### Stats

1104 Wednesday, July 12, 2017
Not affiliated with Stack Overflow
Rip Tutorial: riptutorial@gmail.com

# data.table

## Introduction

Data.table is a package that extends the functionality of data frames from base R, particularly improving on their performance and syntax. See the package's Docs area at Getting started with data.table for details.

## Syntax

• `DT[i, j, by]`
# DT[where, select|update|do, by]
• `DT[...][...]`
# chaining
• `################# Shortcuts, special functions and special symbols inside DT[...]`
• .()
# in several arguments, replaces list()
• J()
# in i, replaces list()
• :=
# in j, a function used to add or modify columns
• .N
# in i, the total number of rows
# in j, the number of rows in a group
• .I
# in j, the vector of row numbers in the table (filtered by i)
• .SD
# in j, the current subset of the data
# selected by the .SDcols argument
• .GRP
# in j, the current index of the subset of the data
• .BY
# in j, the list of by values for the current subset of data
• V1, V2, ...
# default names for unnamed columns created in j
• `################# Joins inside DT[...]`
• DT1[DT2, on, j]
# join two tables
• i.*
# special prefix on DT2's columns after the join
• by=.EACHI
# special option available only with a join
• DT1[!DT2, on, j]
# anti-join two tables
• DT1[DT2, on, roll, j]
# join two tables, rolling on the last column in on=
• `################# Reshaping, stacking and splitting`
• melt(DT, id.vars, measure.vars)
# transform to long format
# for multiple columns, use measure.vars = patterns(...)
• dcast(DT, formula)
# transform to wide format
• rbind(DT1, DT2, ...)
# stack enumerated data.tables
• rbindlist(DT_list, idcol)
# stack a list of data.tables
• split(DT, by)
# split a data.table into a list
• `################# Some other functions specialized for data.tables`
• foverlaps
# overlap joins
• merge
# another way of joining two tables
• set
# another way of adding or modifying columns
• fintersect, fsetdiff, funion, fsetequal, unique, duplicated, anyDuplicated
# set-theory operations with rows as elements
• uniqueN
# the number of distinct rows
• rowidv(DT, cols)
# row ID (1 to .N) within each group determined by cols
• rleidv(DT, cols)
# group ID (1 to .GRP) within each group determined by runs of cols
# apply a shift operator to every column
• setorder, setcolorder, setnames, setkey, setindex, setattr
# modify attributes and order by reference

# Installation and support

To install the data.table package:

``````# install from CRAN
install.packages("data.table")

# or install development version
install.packages("data.table", type = "source", repos = "http://Rdatatable.github.io/data.table")

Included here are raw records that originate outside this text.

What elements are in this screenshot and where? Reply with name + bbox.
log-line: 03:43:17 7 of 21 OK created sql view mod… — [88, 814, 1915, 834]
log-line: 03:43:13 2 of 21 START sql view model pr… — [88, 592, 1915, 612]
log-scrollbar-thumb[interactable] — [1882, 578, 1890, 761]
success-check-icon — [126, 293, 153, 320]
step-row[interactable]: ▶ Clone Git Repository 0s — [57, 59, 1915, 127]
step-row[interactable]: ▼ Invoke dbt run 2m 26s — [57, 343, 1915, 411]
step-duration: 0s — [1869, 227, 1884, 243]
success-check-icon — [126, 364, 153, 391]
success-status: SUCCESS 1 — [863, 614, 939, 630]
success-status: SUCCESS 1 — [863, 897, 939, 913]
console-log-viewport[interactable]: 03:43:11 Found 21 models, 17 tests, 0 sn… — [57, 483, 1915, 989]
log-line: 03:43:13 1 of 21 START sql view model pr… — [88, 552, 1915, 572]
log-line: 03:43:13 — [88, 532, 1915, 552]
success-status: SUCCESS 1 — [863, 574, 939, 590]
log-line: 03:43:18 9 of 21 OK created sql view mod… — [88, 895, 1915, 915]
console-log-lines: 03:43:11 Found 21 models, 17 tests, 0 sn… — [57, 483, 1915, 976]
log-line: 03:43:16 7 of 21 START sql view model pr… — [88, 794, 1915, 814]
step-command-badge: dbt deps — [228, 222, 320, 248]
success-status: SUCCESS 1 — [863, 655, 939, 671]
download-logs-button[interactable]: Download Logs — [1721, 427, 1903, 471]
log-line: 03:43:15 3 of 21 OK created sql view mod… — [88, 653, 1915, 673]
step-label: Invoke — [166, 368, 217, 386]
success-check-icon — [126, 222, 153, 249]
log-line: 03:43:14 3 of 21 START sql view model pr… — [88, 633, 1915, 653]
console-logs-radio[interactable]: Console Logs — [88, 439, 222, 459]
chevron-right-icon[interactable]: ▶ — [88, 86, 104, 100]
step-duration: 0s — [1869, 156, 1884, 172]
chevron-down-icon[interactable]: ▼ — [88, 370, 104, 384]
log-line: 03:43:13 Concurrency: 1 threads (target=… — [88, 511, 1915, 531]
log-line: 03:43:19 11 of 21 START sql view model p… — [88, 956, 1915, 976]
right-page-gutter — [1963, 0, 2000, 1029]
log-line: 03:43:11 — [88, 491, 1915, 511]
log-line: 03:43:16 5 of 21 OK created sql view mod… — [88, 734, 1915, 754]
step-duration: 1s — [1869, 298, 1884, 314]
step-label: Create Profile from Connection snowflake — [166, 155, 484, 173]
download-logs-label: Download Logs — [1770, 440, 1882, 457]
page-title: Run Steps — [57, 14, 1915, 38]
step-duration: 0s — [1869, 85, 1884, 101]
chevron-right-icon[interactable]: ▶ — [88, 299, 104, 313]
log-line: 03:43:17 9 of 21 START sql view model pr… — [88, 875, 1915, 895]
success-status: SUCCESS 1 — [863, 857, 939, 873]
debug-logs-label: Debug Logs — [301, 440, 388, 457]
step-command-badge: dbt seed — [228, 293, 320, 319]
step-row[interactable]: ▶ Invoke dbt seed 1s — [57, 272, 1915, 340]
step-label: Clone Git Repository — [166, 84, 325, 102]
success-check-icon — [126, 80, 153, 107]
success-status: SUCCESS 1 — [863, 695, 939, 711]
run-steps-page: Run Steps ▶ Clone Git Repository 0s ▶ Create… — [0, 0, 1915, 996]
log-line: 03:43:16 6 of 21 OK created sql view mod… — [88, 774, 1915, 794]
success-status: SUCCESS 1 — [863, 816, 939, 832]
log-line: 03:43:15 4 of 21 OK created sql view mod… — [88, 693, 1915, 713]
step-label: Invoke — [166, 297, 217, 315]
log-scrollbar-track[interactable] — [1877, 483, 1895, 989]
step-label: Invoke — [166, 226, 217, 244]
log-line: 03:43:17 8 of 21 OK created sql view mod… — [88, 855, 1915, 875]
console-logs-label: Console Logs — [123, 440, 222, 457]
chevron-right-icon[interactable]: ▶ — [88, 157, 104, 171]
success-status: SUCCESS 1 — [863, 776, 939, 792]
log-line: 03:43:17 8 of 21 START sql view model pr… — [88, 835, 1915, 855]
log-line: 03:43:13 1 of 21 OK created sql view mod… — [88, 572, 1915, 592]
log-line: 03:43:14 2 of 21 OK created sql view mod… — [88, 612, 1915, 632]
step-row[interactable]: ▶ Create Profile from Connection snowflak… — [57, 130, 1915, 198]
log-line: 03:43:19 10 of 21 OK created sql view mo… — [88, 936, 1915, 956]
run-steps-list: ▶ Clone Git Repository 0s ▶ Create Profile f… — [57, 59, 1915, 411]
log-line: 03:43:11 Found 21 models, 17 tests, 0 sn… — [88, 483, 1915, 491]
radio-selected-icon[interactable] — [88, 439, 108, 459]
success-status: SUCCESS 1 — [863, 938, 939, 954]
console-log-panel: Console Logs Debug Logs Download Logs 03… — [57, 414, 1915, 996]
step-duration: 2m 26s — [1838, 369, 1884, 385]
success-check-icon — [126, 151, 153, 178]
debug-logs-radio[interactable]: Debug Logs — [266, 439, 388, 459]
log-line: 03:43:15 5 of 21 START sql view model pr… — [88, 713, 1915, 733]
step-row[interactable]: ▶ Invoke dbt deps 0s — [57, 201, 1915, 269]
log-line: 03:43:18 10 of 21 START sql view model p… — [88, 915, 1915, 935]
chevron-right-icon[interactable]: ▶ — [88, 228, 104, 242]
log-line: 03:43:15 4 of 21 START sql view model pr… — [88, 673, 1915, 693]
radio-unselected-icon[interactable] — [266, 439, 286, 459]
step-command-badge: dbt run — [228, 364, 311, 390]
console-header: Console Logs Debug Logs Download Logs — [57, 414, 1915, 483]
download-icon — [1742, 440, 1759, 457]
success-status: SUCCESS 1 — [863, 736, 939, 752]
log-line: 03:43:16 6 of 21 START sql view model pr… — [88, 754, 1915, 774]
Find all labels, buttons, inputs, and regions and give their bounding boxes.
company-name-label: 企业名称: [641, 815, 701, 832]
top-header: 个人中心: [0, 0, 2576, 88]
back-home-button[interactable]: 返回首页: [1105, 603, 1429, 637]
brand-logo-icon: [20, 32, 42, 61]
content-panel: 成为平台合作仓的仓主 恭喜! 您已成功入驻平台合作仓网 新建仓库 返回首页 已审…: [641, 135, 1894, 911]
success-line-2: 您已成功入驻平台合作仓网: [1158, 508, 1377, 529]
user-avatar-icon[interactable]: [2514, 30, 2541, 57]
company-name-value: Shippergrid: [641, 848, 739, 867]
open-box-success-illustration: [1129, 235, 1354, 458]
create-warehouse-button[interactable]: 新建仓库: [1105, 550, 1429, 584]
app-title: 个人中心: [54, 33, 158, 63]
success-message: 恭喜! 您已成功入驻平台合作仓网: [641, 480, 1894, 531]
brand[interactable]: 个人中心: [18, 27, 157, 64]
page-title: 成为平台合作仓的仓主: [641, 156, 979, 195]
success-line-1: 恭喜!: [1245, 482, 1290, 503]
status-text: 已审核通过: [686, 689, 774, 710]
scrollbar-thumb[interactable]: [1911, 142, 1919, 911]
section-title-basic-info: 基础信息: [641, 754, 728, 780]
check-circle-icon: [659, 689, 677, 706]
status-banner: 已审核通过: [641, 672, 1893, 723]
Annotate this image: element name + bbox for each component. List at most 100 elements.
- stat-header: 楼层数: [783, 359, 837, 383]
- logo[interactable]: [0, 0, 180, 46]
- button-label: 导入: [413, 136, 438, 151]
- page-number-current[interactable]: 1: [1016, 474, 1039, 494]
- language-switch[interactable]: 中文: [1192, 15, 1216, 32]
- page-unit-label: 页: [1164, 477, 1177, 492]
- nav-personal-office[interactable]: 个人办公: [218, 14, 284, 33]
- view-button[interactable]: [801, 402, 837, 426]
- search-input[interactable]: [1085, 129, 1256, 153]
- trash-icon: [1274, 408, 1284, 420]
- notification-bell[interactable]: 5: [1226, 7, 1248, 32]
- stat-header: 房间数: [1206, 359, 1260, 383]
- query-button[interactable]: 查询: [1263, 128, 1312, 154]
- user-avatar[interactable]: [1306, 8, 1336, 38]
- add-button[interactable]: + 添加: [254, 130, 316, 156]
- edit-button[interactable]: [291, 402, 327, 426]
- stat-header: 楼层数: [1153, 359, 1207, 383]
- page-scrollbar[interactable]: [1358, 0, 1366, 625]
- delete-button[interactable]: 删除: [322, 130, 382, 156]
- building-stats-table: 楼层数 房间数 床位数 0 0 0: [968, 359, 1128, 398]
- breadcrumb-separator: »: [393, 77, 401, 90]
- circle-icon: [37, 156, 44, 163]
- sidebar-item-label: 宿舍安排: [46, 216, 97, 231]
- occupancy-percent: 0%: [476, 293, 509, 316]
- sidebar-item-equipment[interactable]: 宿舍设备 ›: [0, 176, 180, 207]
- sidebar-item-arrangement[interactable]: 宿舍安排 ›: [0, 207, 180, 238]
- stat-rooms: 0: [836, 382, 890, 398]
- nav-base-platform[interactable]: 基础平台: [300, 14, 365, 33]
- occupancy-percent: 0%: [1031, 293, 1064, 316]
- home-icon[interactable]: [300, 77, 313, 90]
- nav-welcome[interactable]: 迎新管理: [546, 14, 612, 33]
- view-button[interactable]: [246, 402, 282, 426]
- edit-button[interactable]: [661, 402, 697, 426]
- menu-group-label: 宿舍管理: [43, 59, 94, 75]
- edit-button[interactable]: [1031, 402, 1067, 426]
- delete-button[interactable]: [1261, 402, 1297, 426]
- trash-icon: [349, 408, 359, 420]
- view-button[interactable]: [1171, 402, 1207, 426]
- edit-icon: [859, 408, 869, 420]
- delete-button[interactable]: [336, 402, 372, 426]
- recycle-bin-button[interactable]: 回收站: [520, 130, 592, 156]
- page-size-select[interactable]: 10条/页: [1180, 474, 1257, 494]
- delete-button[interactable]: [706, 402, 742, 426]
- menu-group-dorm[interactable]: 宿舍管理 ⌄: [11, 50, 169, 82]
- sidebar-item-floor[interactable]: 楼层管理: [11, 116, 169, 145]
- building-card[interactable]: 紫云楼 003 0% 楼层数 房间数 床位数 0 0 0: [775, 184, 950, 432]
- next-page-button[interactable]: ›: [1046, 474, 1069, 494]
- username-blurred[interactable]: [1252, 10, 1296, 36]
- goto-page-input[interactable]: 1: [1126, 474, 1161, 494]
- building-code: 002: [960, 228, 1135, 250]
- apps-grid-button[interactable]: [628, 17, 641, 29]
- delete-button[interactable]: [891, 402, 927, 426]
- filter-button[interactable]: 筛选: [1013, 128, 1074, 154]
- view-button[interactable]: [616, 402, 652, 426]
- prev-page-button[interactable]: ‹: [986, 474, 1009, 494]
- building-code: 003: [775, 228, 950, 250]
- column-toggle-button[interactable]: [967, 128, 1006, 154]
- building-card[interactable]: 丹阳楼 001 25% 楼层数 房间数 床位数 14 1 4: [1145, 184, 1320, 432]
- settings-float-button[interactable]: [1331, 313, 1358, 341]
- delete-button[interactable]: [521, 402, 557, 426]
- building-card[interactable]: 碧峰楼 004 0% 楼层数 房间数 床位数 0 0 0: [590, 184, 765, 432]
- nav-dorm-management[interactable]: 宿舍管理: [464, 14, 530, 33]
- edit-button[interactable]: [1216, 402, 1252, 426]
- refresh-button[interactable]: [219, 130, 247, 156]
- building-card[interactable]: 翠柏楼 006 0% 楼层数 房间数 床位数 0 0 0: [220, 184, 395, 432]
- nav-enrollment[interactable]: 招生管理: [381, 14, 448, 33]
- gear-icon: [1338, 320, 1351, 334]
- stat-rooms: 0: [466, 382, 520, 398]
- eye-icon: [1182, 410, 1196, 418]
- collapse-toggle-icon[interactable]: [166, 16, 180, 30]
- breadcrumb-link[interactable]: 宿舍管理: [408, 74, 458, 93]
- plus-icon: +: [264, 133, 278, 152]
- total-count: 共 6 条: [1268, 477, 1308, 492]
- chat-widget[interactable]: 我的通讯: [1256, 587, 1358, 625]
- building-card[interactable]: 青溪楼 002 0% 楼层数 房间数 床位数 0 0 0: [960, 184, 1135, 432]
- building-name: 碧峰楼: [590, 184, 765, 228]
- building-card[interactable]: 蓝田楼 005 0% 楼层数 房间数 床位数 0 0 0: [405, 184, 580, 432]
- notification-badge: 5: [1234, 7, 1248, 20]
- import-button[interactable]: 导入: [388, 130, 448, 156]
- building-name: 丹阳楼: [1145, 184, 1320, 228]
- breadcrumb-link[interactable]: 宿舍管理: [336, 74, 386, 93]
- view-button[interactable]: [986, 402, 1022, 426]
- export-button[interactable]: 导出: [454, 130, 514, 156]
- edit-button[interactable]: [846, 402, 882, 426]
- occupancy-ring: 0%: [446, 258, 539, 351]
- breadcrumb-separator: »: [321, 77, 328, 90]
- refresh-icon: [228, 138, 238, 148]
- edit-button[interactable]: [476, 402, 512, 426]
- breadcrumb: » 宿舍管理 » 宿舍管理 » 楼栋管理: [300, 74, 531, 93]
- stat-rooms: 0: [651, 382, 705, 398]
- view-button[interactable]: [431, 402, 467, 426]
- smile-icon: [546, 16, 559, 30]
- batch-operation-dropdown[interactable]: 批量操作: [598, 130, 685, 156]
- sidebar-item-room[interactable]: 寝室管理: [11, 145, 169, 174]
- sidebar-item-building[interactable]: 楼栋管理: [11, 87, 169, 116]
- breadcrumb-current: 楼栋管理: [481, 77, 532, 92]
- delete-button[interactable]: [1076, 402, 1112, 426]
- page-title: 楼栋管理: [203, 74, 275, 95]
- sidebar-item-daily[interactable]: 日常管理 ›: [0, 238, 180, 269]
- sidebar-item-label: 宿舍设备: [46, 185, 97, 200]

# and to revert from devel to CRAN, the current version must first be removed
remove.packages("data.table")
install.packages("data.table")
``````

The package's official site has wiki pages providing help getting started, and lists of presentations and articles from around the web. Before asking a question -- here on StackOverflow or anywhere else -- please read the support page.

Many of the functions in the examples above exist in the data.table namespace. To use them, you will need to add a line like `library(data.table)` first or to use their full path, like `data.table::fread` instead of simply `fread`. For help on individual functions, the syntax is `help("fread")` or `?fread`. Again, if the package is not loaded, use the full name like `?data.table::fread`.